PM blasts IKEAPrime Minister Kjell Magne Bondevik is astonished by Swedish furniture giant IKEA's view of women and wants the company to start depicting women building furniture in their assembly instructions.
IKEA has about 2,000 products that need diagrammed instructions to assemble, and not one of these sheets shows a woman tackling the problem of putting Swedish flat-packed furniture together, newspaper VG reported.
Bondevik calls IKEA's stance "untenable", and was unimpressed by the explanation offered.
"We have over 200 warehouses around the world and have to take cultural considerations into account. In Muslim countries there is a problem using women in instructions," IKEA's information chief Camilla Lindemann told VG.
"That's not good enough. Promoting attitudes of equality is at least as important in Muslim countries. They should just change this," Bondevik told VG.

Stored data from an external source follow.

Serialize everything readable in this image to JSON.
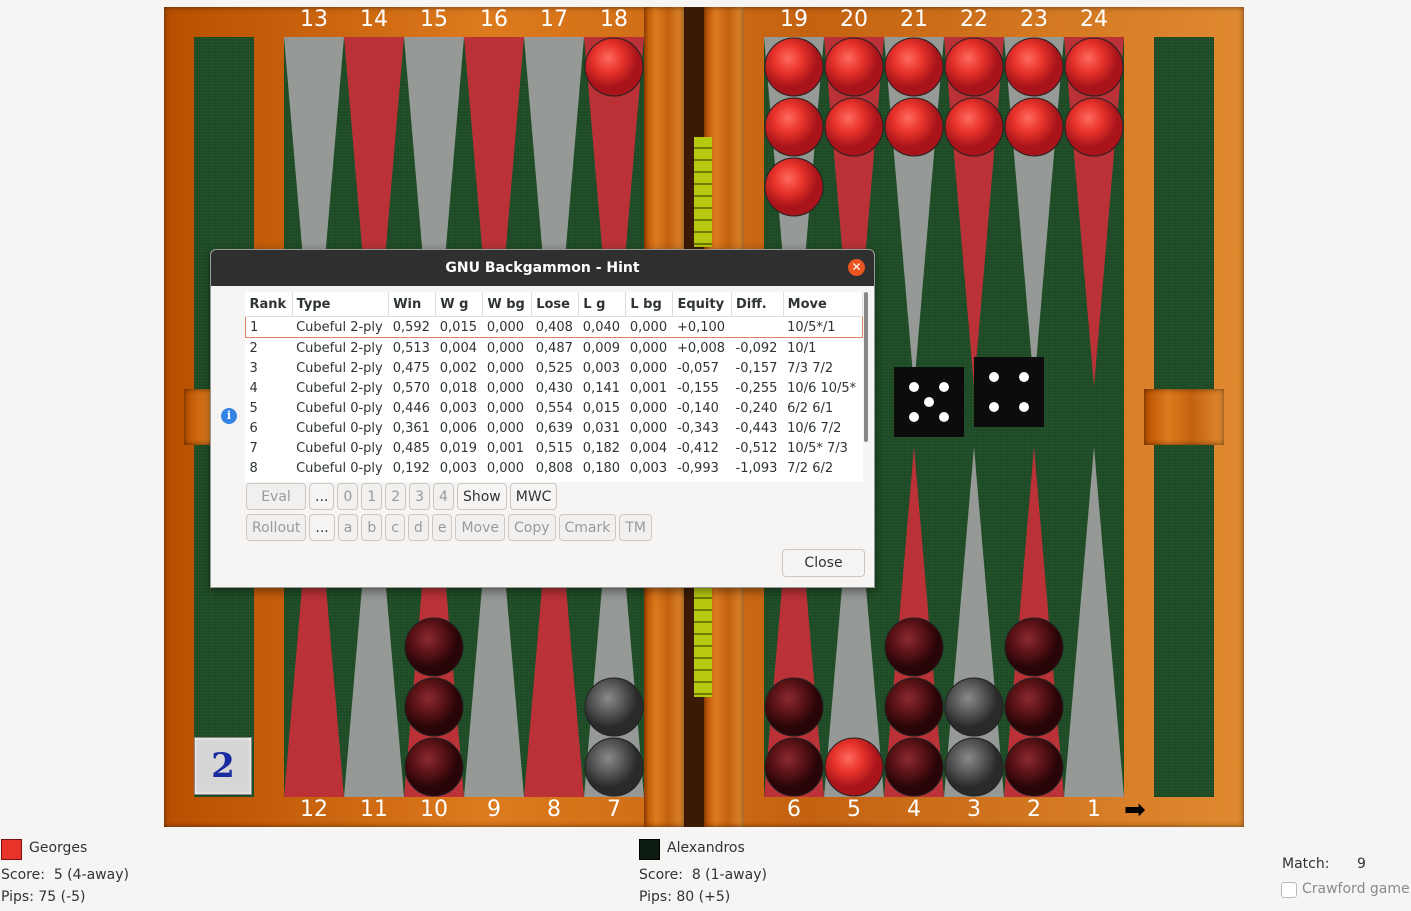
{
  "board": {
    "top_points": [
      "13",
      "14",
      "15",
      "16",
      "17",
      "18",
      "19",
      "20",
      "21",
      "22",
      "23",
      "24"
    ],
    "bottom_points": [
      "12",
      "11",
      "10",
      "9",
      "8",
      "7",
      "6",
      "5",
      "4",
      "3",
      "2",
      "1"
    ],
    "cube_value": "2",
    "dice": [
      5,
      4
    ],
    "colors": {
      "red_checker": "#e8332b",
      "dark_checker": "#5e1418",
      "felt": "#1c4a24",
      "triangle_red": "#c8303a",
      "triangle_grey": "#a0a0a0"
    }
  },
  "dialog": {
    "title": "GNU Backgammon - Hint",
    "columns": [
      "Rank",
      "Type",
      "Win",
      "W g",
      "W bg",
      "Lose",
      "L g",
      "L bg",
      "Equity",
      "Diff.",
      "Move"
    ],
    "rows": [
      [
        "1",
        "Cubeful 2-ply",
        "0,592",
        "0,015",
        "0,000",
        "0,408",
        "0,040",
        "0,000",
        "+0,100",
        "",
        "10/5*/1"
      ],
      [
        "2",
        "Cubeful 2-ply",
        "0,513",
        "0,004",
        "0,000",
        "0,487",
        "0,009",
        "0,000",
        "+0,008",
        "-0,092",
        "10/1"
      ],
      [
        "3",
        "Cubeful 2-ply",
        "0,475",
        "0,002",
        "0,000",
        "0,525",
        "0,003",
        "0,000",
        "-0,057",
        "-0,157",
        "7/3 7/2"
      ],
      [
        "4",
        "Cubeful 2-ply",
        "0,570",
        "0,018",
        "0,000",
        "0,430",
        "0,141",
        "0,001",
        "-0,155",
        "-0,255",
        "10/6 10/5*"
      ],
      [
        "5",
        "Cubeful 0-ply",
        "0,446",
        "0,003",
        "0,000",
        "0,554",
        "0,015",
        "0,000",
        "-0,140",
        "-0,240",
        "6/2 6/1"
      ],
      [
        "6",
        "Cubeful 0-ply",
        "0,361",
        "0,006",
        "0,000",
        "0,639",
        "0,031",
        "0,000",
        "-0,343",
        "-0,443",
        "10/6 7/2"
      ],
      [
        "7",
        "Cubeful 0-ply",
        "0,485",
        "0,019",
        "0,001",
        "0,515",
        "0,182",
        "0,004",
        "-0,412",
        "-0,512",
        "10/5* 7/3"
      ],
      [
        "8",
        "Cubeful 0-ply",
        "0,192",
        "0,003",
        "0,000",
        "0,808",
        "0,180",
        "0,003",
        "-0,993",
        "-1,093",
        "7/2 6/2"
      ]
    ],
    "row1_buttons": [
      "Eval",
      "...",
      "0",
      "1",
      "2",
      "3",
      "4",
      "Show",
      "MWC"
    ],
    "row2_buttons": [
      "Rollout",
      "...",
      "a",
      "b",
      "c",
      "d",
      "e",
      "Move",
      "Copy",
      "Cmark",
      "TM"
    ],
    "close_label": "Close"
  },
  "players": {
    "p1": {
      "name": "Georges",
      "score": "Score:  5 (4-away)",
      "pips": "Pips: 75 (-5)"
    },
    "p2": {
      "name": "Alexandros",
      "score": "Score:  8 (1-away)",
      "pips": "Pips: 80 (+5)"
    }
  },
  "match": {
    "label": "Match:",
    "value": "9",
    "crawford_label": "Crawford game"
  }
}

The prime minister not only had support from Progress and Labor party politicians, who shared both his argument and his skepticism of the explanation.
Newspaper VG failed to find any Muslims who understood IKEA's policy. At an immigrant café in Oslo, Muslim men from various nations could not fathom the problem.
"Muslim women can also put furniture together," said Bajram Acar, who could not see how pictures of industrious women would offend customers in Turkey.
"It is not the case that there is Taliban rule in all Muslim countries. Islam is not the way it was in Afghanistan. Women can study, they can do anything," Fahrid Ismail of Jordan told VG.
Later on Thursday IKEA's Swedish information chief Fredrik Wahrolén said that examples of assembly instructions depicting women did exist
Wahrolén said a woman could be seen putting kitchen shelf "Värde" together, as well as helping build the cabinet "Husar". Wahrolén said that company would do better and try to have a more equal division.